D’autres n’ont pas les prétentions à la subtilité toute relative du premier ministre. Renaud Dutreil, par exemple, glose sur l’inutilité et l’inefficacité des fonctionnaires dont il est le ministre devant un parterre de patrons ronronnant d’aise, et allant jusqu’à leur indiquer comment on pouvait traiter certains « problèmes de sureffectifs » (« on désigne un cabinet de consultants et on applique leurs recommandations »), ce que ces patrons savent depuis longtemps, mais Dutreil a voulu montrer qu’il était à la hauteur de leurs bassesses.
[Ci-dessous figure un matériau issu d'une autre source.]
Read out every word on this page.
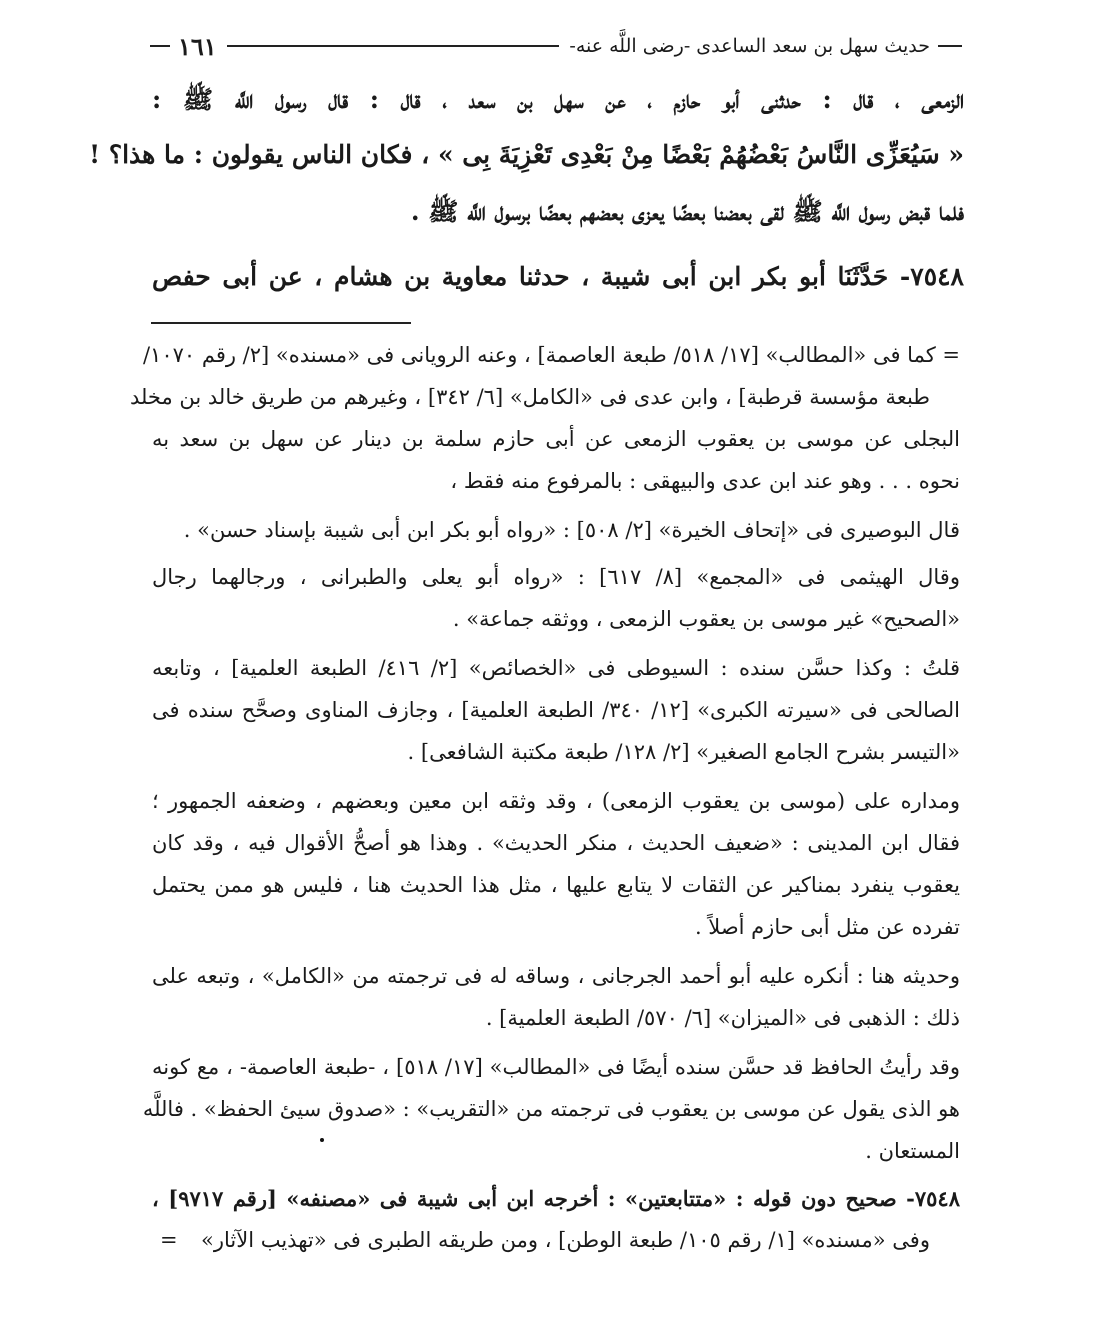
حديث سهل بن سعد الساعدى -رضى اللَّه عنه-
١٦١
الزمعى ، قال : حدثنى أبو حازم ، عن سهل بن سعد ، قال : قال رسول اللَّه ﷺ :
« سَيُعَزِّى النَّاسُ بَعْضُهُمْ بَعْضًا مِنْ بَعْدِى تَعْزِيَةَ بِى » ، فكان الناس يقولون : ما هذا؟ !
فلما قبض رسول اللَّه ﷺ لقى بعضنا بعضًا يعزى بعضهم بعضًا برسول اللَّه ﷺ .
٧٥٤٨- حَدَّثَنَا أبو بكر ابن أبى شيبة ، حدثنا معاوية بن هشام ، عن أبى حفص
= كما فى «المطالب» [١٧/ ٥١٨/ طبعة العاصمة] ، وعنه الرويانى فى «مسنده» [٢/ رقم ١٠٧٠/
طبعة مؤسسة قرطبة] ، وابن عدى فى «الكامل» [٦/ ٣٤٢] ، وغيرهم من طريق خالد بن مخلد
البجلى عن موسى بن يعقوب الزمعى عن أبى حازم سلمة بن دينار عن سهل بن سعد به
نحوه . . . وهو عند ابن عدى والبيهقى : بالمرفوع منه فقط ،
قال البوصيرى فى «إتحاف الخيرة» [٢/ ٥٠٨] : «رواه أبو بكر ابن أبى شيبة بإسناد حسن» .
وقال الهيثمى فى «المجمع» [٨/ ٦١٧] : «رواه أبو يعلى والطبرانى ، ورجالهما رجال
«الصحيح» غير موسى بن يعقوب الزمعى ، ووثقه جماعة» .
قلتُ : وكذا حسَّن سنده : السيوطى فى «الخصائص» [٢/ ٤١٦/ الطبعة العلمية] ، وتابعه
الصالحى فى «سيرته الكبرى» [١٢/ ٣٤٠/ الطبعة العلمية] ، وجازف المناوى وصحَّح سنده فى
«التيسر بشرح الجامع الصغير» [٢/ ١٢٨/ طبعة مكتبة الشافعى] .
ومداره على (موسى بن يعقوب الزمعى) ، وقد وثقه ابن معين وبعضهم ، وضعفه الجمهور ؛
فقال ابن المدينى : «ضعيف الحديث ، منكر الحديث» . وهذا هو أصحُّ الأقوال فيه ، وقد كان
يعقوب ينفرد بمناكير عن الثقات لا يتابع عليها ، مثل هذا الحديث هنا ، فليس هو ممن يحتمل
تفرده عن مثل أبى حازم أصلاً .
وحديثه هنا : أنكره عليه أبو أحمد الجرجانى ، وساقه له فى ترجمته من «الكامل» ، وتبعه على
ذلك : الذهبى فى «الميزان» [٦/ ٥٧٠/ الطبعة العلمية] .
وقد رأيتُ الحافظ قد حسَّن سنده أيضًا فى «المطالب» [١٧/ ٥١٨] ، -طبعة العاصمة- ، مع كونه
هو الذى يقول عن موسى بن يعقوب فى ترجمته من «التقريب» : «صدوق سيئ الحفظ» . فاللَّه
المستعان .
٧٥٤٨- صحيح دون قوله : «متتابعتين» : أخرجه ابن أبى شيبة فى «مصنفه» [رقم ٩٧١٧] ،
وفى «مسنده» [١/ رقم ١٠٥/ طبعة الوطن] ، ومن طريقه الطبرى فى «تهذيب الآثار»
=
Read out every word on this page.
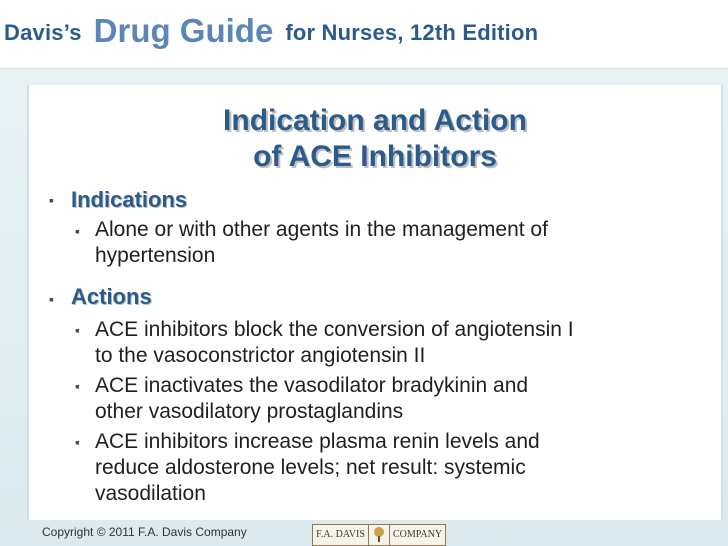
Davis’s Drug Guide for Nurses, 12th Edition
Indication and Action
of ACE Inhibitors
▪ Indications
▪ Alone or with other agents in the management of
hypertension
▪ Actions
▪ ACE inhibitors block the conversion of angiotensin I
to the vasoconstrictor angiotensin II
▪ ACE inactivates the vasodilator bradykinin and
other vasodilatory prostaglandins
▪ ACE inhibitors increase plasma renin levels and
reduce aldosterone levels; net result: systemic
vasodilation
Copyright © 2011 F.A. Davis Company	F.A. DAVIS	COMPANY
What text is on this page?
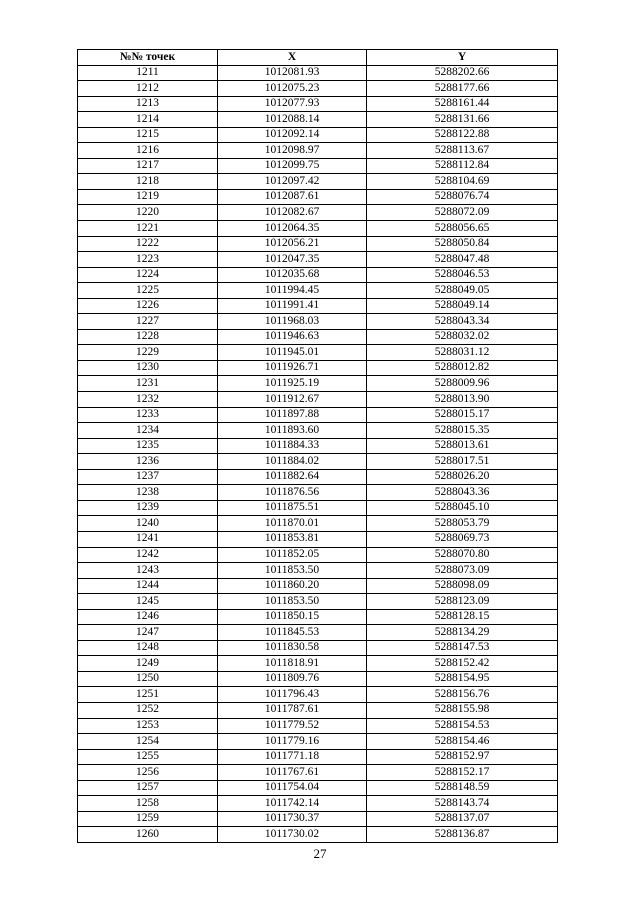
№№ точек	X	Y
1211	1012081.93	5288202.66
1212	1012075.23	5288177.66
1213	1012077.93	5288161.44
1214	1012088.14	5288131.66
1215	1012092.14	5288122.88
1216	1012098.97	5288113.67
1217	1012099.75	5288112.84
1218	1012097.42	5288104.69
1219	1012087.61	5288076.74
1220	1012082.67	5288072.09
1221	1012064.35	5288056.65
1222	1012056.21	5288050.84
1223	1012047.35	5288047.48
1224	1012035.68	5288046.53
1225	1011994.45	5288049.05
1226	1011991.41	5288049.14
1227	1011968.03	5288043.34
1228	1011946.63	5288032.02
1229	1011945.01	5288031.12
1230	1011926.71	5288012.82
1231	1011925.19	5288009.96
1232	1011912.67	5288013.90
1233	1011897.88	5288015.17
1234	1011893.60	5288015.35
1235	1011884.33	5288013.61
1236	1011884.02	5288017.51
1237	1011882.64	5288026.20
1238	1011876.56	5288043.36
1239	1011875.51	5288045.10
1240	1011870.01	5288053.79
1241	1011853.81	5288069.73
1242	1011852.05	5288070.80
1243	1011853.50	5288073.09
1244	1011860.20	5288098.09
1245	1011853.50	5288123.09
1246	1011850.15	5288128.15
1247	1011845.53	5288134.29
1248	1011830.58	5288147.53
1249	1011818.91	5288152.42
1250	1011809.76	5288154.95
1251	1011796.43	5288156.76
1252	1011787.61	5288155.98
1253	1011779.52	5288154.53
1254	1011779.16	5288154.46
1255	1011771.18	5288152.97
1256	1011767.61	5288152.17
1257	1011754.04	5288148.59
1258	1011742.14	5288143.74
1259	1011730.37	5288137.07
1260	1011730.02	5288136.87
27
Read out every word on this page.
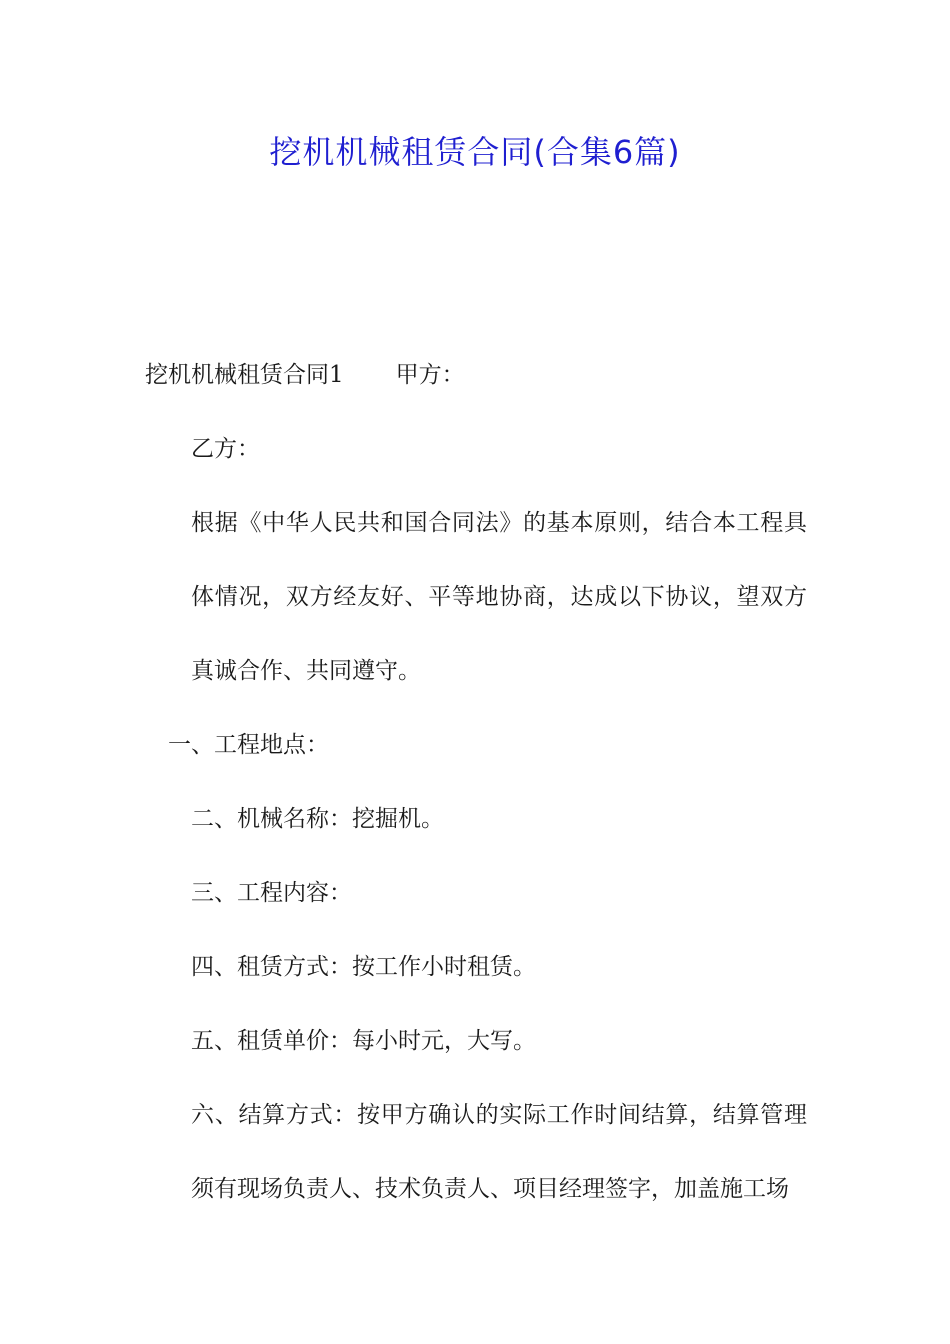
挖机机械租赁合同(合集6篇)

挖机机械租赁合同1 甲方：

乙方：

根据《中华人民共和国合同法》的基本原则，结合本工程具体情况，双方经友好、平等地协商，达成以下协议，望双方真诚合作、共同遵守。

一、工程地点：

二、机械名称：挖掘机。

三、工程内容：

四、租赁方式：按工作小时租赁。

五、租赁单价：每小时元，大写。

六、结算方式：按甲方确认的实际工作时间结算，结算管理须有现场负责人、技术负责人、项目经理签字，加盖施工场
Le même, dans la même réunion, soupire cependant : « le problème, c’est que les français aiment leur service public ». Ah, que la vie de ministre est dure, avec des français pareils. Le mini-napoléon de l’UMP ne fait pas dans la dentelle non plus, question mépris. Il y a beaucoup de chômage ? C’est dommage. Trop de bas salaires ? C’est dommage. Les patrons ne gagent pas assez ? C’est dommage. Les prix sont trop élevés ? C’est dommage. Sarkozy serait bien capable d’aller manifester le samedi avec la CGT et le dimanche avec le Medef. Mépris de tous, sauf de soi.
Qu’on ne croie pas que le mépris soit l’apanage des sphères gouvernantes ou aspirant à l’être : on le voit poindre à tous les étages de la vie politique, au sens large de vie de la cité. Petits chefs imbus de leur maigre pouvoir, militants éructant si on n’est pas de leur avis, sans se donner la peine d’étayer le moins du monde une position sur un raisonnement. Dans le débat actuel sur le projet de constitution européenne, le mépris pèse de tout son poids. Il y a dans ce débat trois positions cohérentes : celle des libéraux, que ce texte satisfait, celle des souverainistes, que le principe même de constitution, voire d’union, européenne révulse, et celle des anti-libéraux, que le contenu de la constitution conduit à un refus. Le reste est sophisme ou hypocrisie, dont le mépris est un ingrédient indispensable. Le récent débat à l’intérieur du Parti Socialiste fut à cet égard édifiant : les partisans du Non parlaient du texte, ceux du oui du contexte, et la majorité des adhérents qui, comme la majorité des français, n’avaient pas lu le texte, a compté les points. Il est toujours plus aisé de voguer dans les contextes (flous, sujets à de multiples interprétations) que sur des textes, dont l’interprétation est bien sur possible, mais de façon beaucoup plus limitée.
Peut-on gouverner sans mépris ? L’exercice est difficile, avait répondu l’ARCS, les tentations multiples, les bavures inévitables, mais c’est la dignité du politique de s’y essayer. A cette aune, nos actuels gouvernants sont indignes.